Open House(59)



I shake my head, feeling sorry for him. “She’s lying,” I say. “I’m not an angel or anything, I drink a lot, probably too much, just like everybody else here. But I don’t do drugs.” I leave off the fact that Josie does.

Dean tips his head back, letting a breath escape.

“Don’t bother being embarrassed,” I say. “It’s not just you. She’s lied to me, too. A lot.”

I decide to sit next to him. It’s the least I can do. I know what it feels like to be on the other end of Josie’s mistruths. It makes me think back to the email I found today on her computer, the one she wrote to Noah. “I actually don’t know why she does half the stuff she does,” I say. “I think it’s just out of intense insecurity and past hurt, but it still sucks and seems to be escalating in terms of frequency. Or maybe I’m just starting to see it for what it is.”

“She told me about how hard it was growing up,” Dean says. “About her dad leaving and then her mom dying and having to live with her stepdad. She told me he was merciless.”

My heart feels heavy in my chest. “I should go find her,” I say.

“Let me first,” Dean says, standing. “It’s fine that she wants things to be over. It’s probably for the best.” He shrugs, considers me. “I’m going to say goodbye to her, let her know it’s all good. And thank you, by the way, for clearing it all up. I might have kept pursuing her if I really thought she was just trying to help you out of a tough time. But I don’t need someone who’s lying to me about why they don’t want to see me. Not to be cold or anything.”

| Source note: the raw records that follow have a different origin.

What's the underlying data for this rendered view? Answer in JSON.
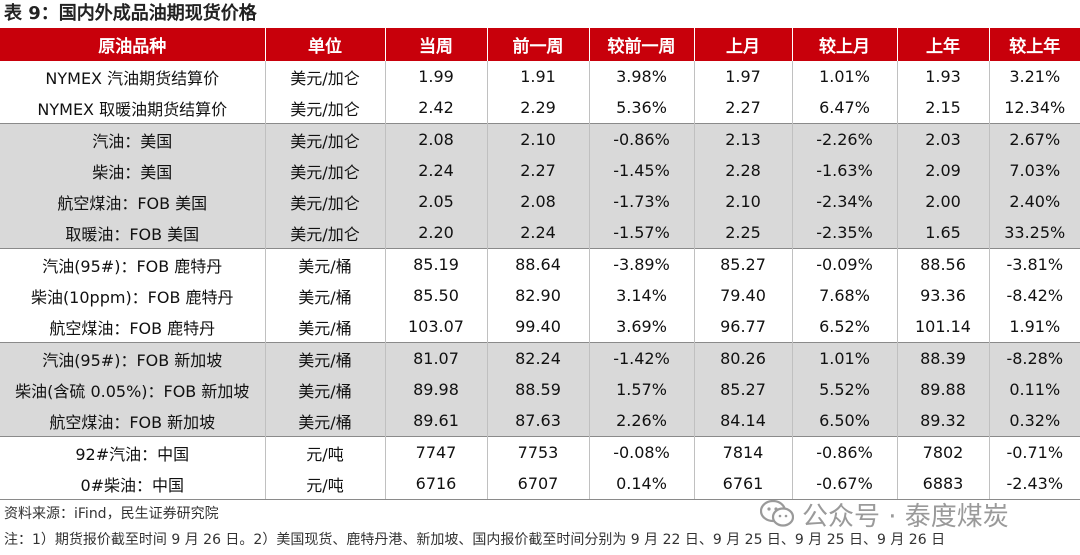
{
  "title": "表 9：国内外成品油期现货价格",
  "headers": [
    "原油品种",
    "单位",
    "当周",
    "前一周",
    "较前一周",
    "上月",
    "较上月",
    "上年",
    "较上年"
  ],
  "rows": [
    {
      "name": "NYMEX 汽油期货结算价",
      "unit": "美元/加仑",
      "cur": "1.99",
      "prev_week": "1.91",
      "chg_week": "3.98%",
      "last_month": "1.97",
      "chg_month": "1.01%",
      "last_year": "1.93",
      "chg_year": "3.21%"
    },
    {
      "name": "NYMEX 取暖油期货结算价",
      "unit": "美元/加仑",
      "cur": "2.42",
      "prev_week": "2.29",
      "chg_week": "5.36%",
      "last_month": "2.27",
      "chg_month": "6.47%",
      "last_year": "2.15",
      "chg_year": "12.34%"
    },
    {
      "name": "汽油：美国",
      "unit": "美元/加仑",
      "cur": "2.08",
      "prev_week": "2.10",
      "chg_week": "-0.86%",
      "last_month": "2.13",
      "chg_month": "-2.26%",
      "last_year": "2.03",
      "chg_year": "2.67%"
    },
    {
      "name": "柴油：美国",
      "unit": "美元/加仑",
      "cur": "2.24",
      "prev_week": "2.27",
      "chg_week": "-1.45%",
      "last_month": "2.28",
      "chg_month": "-1.63%",
      "last_year": "2.09",
      "chg_year": "7.03%"
    },
    {
      "name": "航空煤油：FOB 美国",
      "unit": "美元/加仑",
      "cur": "2.05",
      "prev_week": "2.08",
      "chg_week": "-1.73%",
      "last_month": "2.10",
      "chg_month": "-2.34%",
      "last_year": "2.00",
      "chg_year": "2.40%"
    },
    {
      "name": "取暖油：FOB 美国",
      "unit": "美元/加仑",
      "cur": "2.20",
      "prev_week": "2.24",
      "chg_week": "-1.57%",
      "last_month": "2.25",
      "chg_month": "-2.35%",
      "last_year": "1.65",
      "chg_year": "33.25%"
    },
    {
      "name": "汽油(95#)：FOB 鹿特丹",
      "unit": "美元/桶",
      "cur": "85.19",
      "prev_week": "88.64",
      "chg_week": "-3.89%",
      "last_month": "85.27",
      "chg_month": "-0.09%",
      "last_year": "88.56",
      "chg_year": "-3.81%"
    },
    {
      "name": "柴油(10ppm)：FOB 鹿特丹",
      "unit": "美元/桶",
      "cur": "85.50",
      "prev_week": "82.90",
      "chg_week": "3.14%",
      "last_month": "79.40",
      "chg_month": "7.68%",
      "last_year": "93.36",
      "chg_year": "-8.42%"
    },
    {
      "name": "航空煤油：FOB 鹿特丹",
      "unit": "美元/桶",
      "cur": "103.07",
      "prev_week": "99.40",
      "chg_week": "3.69%",
      "last_month": "96.77",
      "chg_month": "6.52%",
      "last_year": "101.14",
      "chg_year": "1.91%"
    },
    {
      "name": "汽油(95#)：FOB 新加坡",
      "unit": "美元/桶",
      "cur": "81.07",
      "prev_week": "82.24",
      "chg_week": "-1.42%",
      "last_month": "80.26",
      "chg_month": "1.01%",
      "last_year": "88.39",
      "chg_year": "-8.28%"
    },
    {
      "name": "柴油(含硫 0.05%)：FOB 新加坡",
      "unit": "美元/桶",
      "cur": "89.98",
      "prev_week": "88.59",
      "chg_week": "1.57%",
      "last_month": "85.27",
      "chg_month": "5.52%",
      "last_year": "89.88",
      "chg_year": "0.11%"
    },
    {
      "name": "航空煤油：FOB 新加坡",
      "unit": "美元/桶",
      "cur": "89.61",
      "prev_week": "87.63",
      "chg_week": "2.26%",
      "last_month": "84.14",
      "chg_month": "6.50%",
      "last_year": "89.32",
      "chg_year": "0.32%"
    },
    {
      "name": "92#汽油：中国",
      "unit": "元/吨",
      "cur": "7747",
      "prev_week": "7753",
      "chg_week": "-0.08%",
      "last_month": "7814",
      "chg_month": "-0.86%",
      "last_year": "7802",
      "chg_year": "-0.71%"
    },
    {
      "name": "0#柴油：中国",
      "unit": "元/吨",
      "cur": "6716",
      "prev_week": "6707",
      "chg_week": "0.14%",
      "last_month": "6761",
      "chg_month": "-0.67%",
      "last_year": "6883",
      "chg_year": "-2.43%"
    }
  ],
  "source": "资料来源：iFind，民生证券研究院",
  "note": "注：1）期货报价截至时间 9 月 26 日。2）美国现货、鹿特丹港、新加坡、国内报价截至时间分别为 9 月 22 日、9 月 25 日、9 月 25 日、9 月 26 日",
  "watermark": "公众号 · 泰度煤炭",
  "colors": {
    "header_bg": "#c8000b",
    "positive": "#d40000",
    "negative": "#007a1c",
    "shaded_row": "#d9d9d9"
  }
}
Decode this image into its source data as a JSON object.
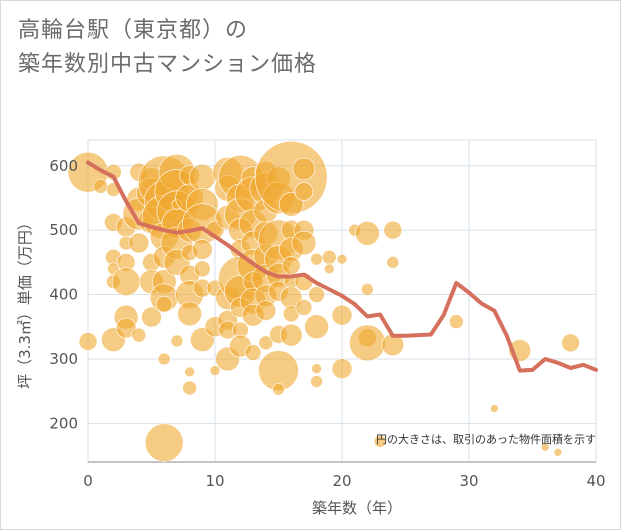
{
  "title_line1": "高輪台駅（東京都）の",
  "title_line2": "築年数別中古マンション価格",
  "colors": {
    "bubble": "#f0a830",
    "line": "#d4705c",
    "grid": "#d8e2ea"
  },
  "chart_data": {
    "type": "scatter",
    "title": "高輪台駅（東京都）の築年数別中古マンション価格",
    "xlabel": "築年数（年）",
    "ylabel": "坪（3.3㎡）単価（万円）",
    "xlim": [
      0,
      40
    ],
    "ylim": [
      140,
      640
    ],
    "x_ticks": [
      0,
      10,
      20,
      30,
      40
    ],
    "y_ticks": [
      200,
      300,
      400,
      500,
      600
    ],
    "grid": true,
    "note": "円の大きさは、取引のあった物件面積を示す",
    "bubbles": [
      [
        0,
        590,
        20
      ],
      [
        0,
        327,
        9
      ],
      [
        1,
        568,
        7
      ],
      [
        2,
        590,
        8
      ],
      [
        2,
        563,
        7
      ],
      [
        2,
        512,
        9
      ],
      [
        2,
        458,
        8
      ],
      [
        2,
        440,
        6
      ],
      [
        2,
        420,
        7
      ],
      [
        2,
        330,
        12
      ],
      [
        3,
        505,
        10
      ],
      [
        3,
        480,
        7
      ],
      [
        3,
        450,
        9
      ],
      [
        3,
        420,
        14
      ],
      [
        3,
        365,
        12
      ],
      [
        3,
        348,
        10
      ],
      [
        4,
        590,
        9
      ],
      [
        4,
        548,
        12
      ],
      [
        4,
        525,
        16
      ],
      [
        4,
        480,
        10
      ],
      [
        4,
        337,
        7
      ],
      [
        5,
        580,
        11
      ],
      [
        5,
        558,
        15
      ],
      [
        5,
        515,
        13
      ],
      [
        5,
        450,
        9
      ],
      [
        5,
        420,
        12
      ],
      [
        5,
        365,
        10
      ],
      [
        6,
        575,
        26
      ],
      [
        6,
        545,
        20
      ],
      [
        6,
        520,
        22
      ],
      [
        6,
        490,
        14
      ],
      [
        6,
        458,
        11
      ],
      [
        6,
        420,
        12
      ],
      [
        6,
        395,
        14
      ],
      [
        6,
        385,
        8
      ],
      [
        6,
        300,
        6
      ],
      [
        6,
        170,
        19
      ],
      [
        7,
        590,
        18
      ],
      [
        7,
        560,
        22
      ],
      [
        7,
        530,
        20
      ],
      [
        7,
        510,
        15
      ],
      [
        7,
        480,
        16
      ],
      [
        7,
        450,
        13
      ],
      [
        7,
        328,
        6
      ],
      [
        7,
        540,
        5
      ],
      [
        8,
        585,
        10
      ],
      [
        8,
        550,
        14
      ],
      [
        8,
        500,
        12
      ],
      [
        8,
        465,
        8
      ],
      [
        8,
        430,
        10
      ],
      [
        8,
        400,
        14
      ],
      [
        8,
        370,
        12
      ],
      [
        8,
        280,
        5
      ],
      [
        8,
        255,
        7
      ],
      [
        9,
        582,
        13
      ],
      [
        9,
        540,
        16
      ],
      [
        9,
        510,
        20
      ],
      [
        9,
        470,
        10
      ],
      [
        9,
        440,
        8
      ],
      [
        9,
        410,
        9
      ],
      [
        9,
        330,
        12
      ],
      [
        10,
        500,
        9
      ],
      [
        10,
        410,
        8
      ],
      [
        10,
        350,
        10
      ],
      [
        10,
        282,
        5
      ],
      [
        11,
        590,
        15
      ],
      [
        11,
        565,
        13
      ],
      [
        11,
        520,
        12
      ],
      [
        11,
        395,
        12
      ],
      [
        11,
        360,
        10
      ],
      [
        11,
        345,
        9
      ],
      [
        11,
        300,
        12
      ],
      [
        12,
        582,
        22
      ],
      [
        12,
        550,
        14
      ],
      [
        12,
        525,
        16
      ],
      [
        12,
        500,
        12
      ],
      [
        12,
        470,
        10
      ],
      [
        12,
        425,
        22
      ],
      [
        12,
        405,
        16
      ],
      [
        12,
        380,
        10
      ],
      [
        12,
        345,
        8
      ],
      [
        12,
        320,
        11
      ],
      [
        13,
        580,
        12
      ],
      [
        13,
        555,
        18
      ],
      [
        13,
        510,
        14
      ],
      [
        13,
        480,
        12
      ],
      [
        13,
        445,
        16
      ],
      [
        13,
        420,
        10
      ],
      [
        13,
        390,
        13
      ],
      [
        13,
        368,
        11
      ],
      [
        13,
        310,
        8
      ],
      [
        14,
        590,
        11
      ],
      [
        14,
        565,
        16
      ],
      [
        14,
        530,
        12
      ],
      [
        14,
        495,
        12
      ],
      [
        14,
        460,
        12
      ],
      [
        14,
        425,
        14
      ],
      [
        14,
        398,
        11
      ],
      [
        14,
        375,
        10
      ],
      [
        14,
        325,
        7
      ],
      [
        15,
        580,
        12
      ],
      [
        15,
        550,
        16
      ],
      [
        15,
        485,
        20
      ],
      [
        15,
        455,
        14
      ],
      [
        15,
        430,
        12
      ],
      [
        15,
        405,
        10
      ],
      [
        15,
        338,
        9
      ],
      [
        15,
        282,
        20
      ],
      [
        15,
        253,
        6
      ],
      [
        16,
        582,
        36
      ],
      [
        16,
        540,
        12
      ],
      [
        16,
        500,
        10
      ],
      [
        16,
        470,
        12
      ],
      [
        16,
        445,
        9
      ],
      [
        16,
        420,
        7
      ],
      [
        16,
        395,
        11
      ],
      [
        16,
        370,
        8
      ],
      [
        16,
        337,
        11
      ],
      [
        17,
        595,
        11
      ],
      [
        17,
        560,
        9
      ],
      [
        17,
        500,
        10
      ],
      [
        17,
        480,
        12
      ],
      [
        17,
        420,
        9
      ],
      [
        17,
        380,
        8
      ],
      [
        18,
        455,
        6
      ],
      [
        18,
        400,
        8
      ],
      [
        18,
        350,
        12
      ],
      [
        18,
        285,
        5
      ],
      [
        18,
        265,
        6
      ],
      [
        19,
        458,
        7
      ],
      [
        19,
        440,
        5
      ],
      [
        20,
        455,
        5
      ],
      [
        20,
        368,
        10
      ],
      [
        20,
        285,
        10
      ],
      [
        21,
        500,
        6
      ],
      [
        22,
        495,
        12
      ],
      [
        22,
        408,
        6
      ],
      [
        22,
        333,
        9
      ],
      [
        22,
        325,
        18
      ],
      [
        23,
        172,
        6
      ],
      [
        24,
        500,
        9
      ],
      [
        24,
        450,
        6
      ],
      [
        24,
        322,
        11
      ],
      [
        29,
        358,
        7
      ],
      [
        32,
        223,
        4
      ],
      [
        34,
        313,
        11
      ],
      [
        36,
        163,
        4
      ],
      [
        37,
        155,
        4
      ],
      [
        38,
        325,
        9
      ]
    ],
    "line": {
      "x": [
        0,
        1,
        2,
        3,
        4,
        5,
        6,
        7,
        8,
        9,
        10,
        11,
        12,
        13,
        14,
        15,
        16,
        17,
        18,
        19,
        20,
        21,
        22,
        23,
        24,
        25,
        26,
        27,
        28,
        29,
        30,
        31,
        32,
        33,
        34,
        35,
        36,
        37,
        38,
        39,
        40
      ],
      "y": [
        605,
        593,
        583,
        545,
        511,
        505,
        500,
        496,
        499,
        503,
        490,
        477,
        462,
        448,
        435,
        428,
        428,
        431,
        418,
        408,
        398,
        385,
        366,
        369,
        336,
        336,
        337,
        338,
        368,
        418,
        403,
        386,
        375,
        335,
        282,
        283,
        300,
        294,
        286,
        291,
        283
      ]
    }
  }
}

I smile up at him. “Good luck,” I say, and I mean it.

“You coming with me?” he asks, but I shake my head.

“I think I’ll just take a minute out here,” I say. “It’s peaceful.”

He lifts his hand in a wave, and then turns to go. “Bye, Emma,” he says, and he leaves me sitting there all alone.





FORTY-NINE

Haley

At sunrise Haley went to the precinct.

“Your fiancé is here voluntarily,” Rappaport said when he met her at the front desk. “You know that, right?”

Haley wasn’t sure why he was telling her that or the significance of it. She was too tired, her mind too taxed. Rappaport led her down the hall to a room a little bigger than the one she’d been interviewed in yesterday, and when he opened the door, Haley saw Dean sitting at a table, his head down. When he looked up, his eyes were sunken, the gray shadows beneath them darker than she’d ever seen them. “Dean,” Haley said as she sat across from him, and everything that rushed through her felt nothing like she’d expected. She’d been so furious on the drive here, furious at him for carrying on with Josie in secret and lying to her, furious for something even bigger than Josie that she was sure he was keeping from her. But now, as she took in the sight of his face, she felt a wash of empathy and love she didn’t know was in there. The things she’d been planning to say to him felt meaningless now that she was here.

“I’m so sorry, Haley,” Dean said. “For all of this.” His palms rested awkwardly on the table, his fingers splayed. Rappaport had left them alone, and Haley wondered briefly if there were cameras in the room, not that it would change anything she said. She wanted to hear the truth, both about what happened to her sister and what happened to Josie. And however Dean was involved in either of those things, well, she needed to know that, too.

“Tell me what you’ve done,” Haley said, her voice a whisper.

Dean nodded. “I’ll tell you everything, I promise, and I should have told you before, and the only reason I didn’t was because I was terrified I would lose you, which I realize is what everyone who’s ever told a lie has probably said.”

Haley braced for the news of an affair, for the details of how and why he’d fallen for Josie, for whatever they’d done together. But when Dean opened his mouth, he said, “I was with your sister on the night she disappeared.”

Haley’s entire body went cold. “No,” she said, shaking her head. “You weren’t. You said you weren’t at the party.”

“I lied,” Dean said, his skin paling. “I lied back then because I was a stupid, selfish idiot, and I didn’t want to be in trouble for having been alone with her.”

“Why?” Haley shrieked at him, her voice echoing through the interview room. “Why would you ever lie about her?”

“It was so stupid,” Dean said. “And there’s nothing I can say to you that will ever make it okay, and I obviously didn’t hurt her, but I was alone with her that night, and I just didn’t want anything to do with whatever tragic thing had happened to her, and I rationalized not going to the cops because I hadn’t done anything wrong, and I didn’t know anything that could help, either.”

Haley put her head in her hands. The number of people who had kept things from the police, all in the name of believing they were innocent, or didn’t want to get in trouble for something they didn’t do . . .

“But then why did you lie to me all these years?” Haley asked.

“I lied to you when I met you because that night I came to find you at the bar I honestly just thought I’d see you once.”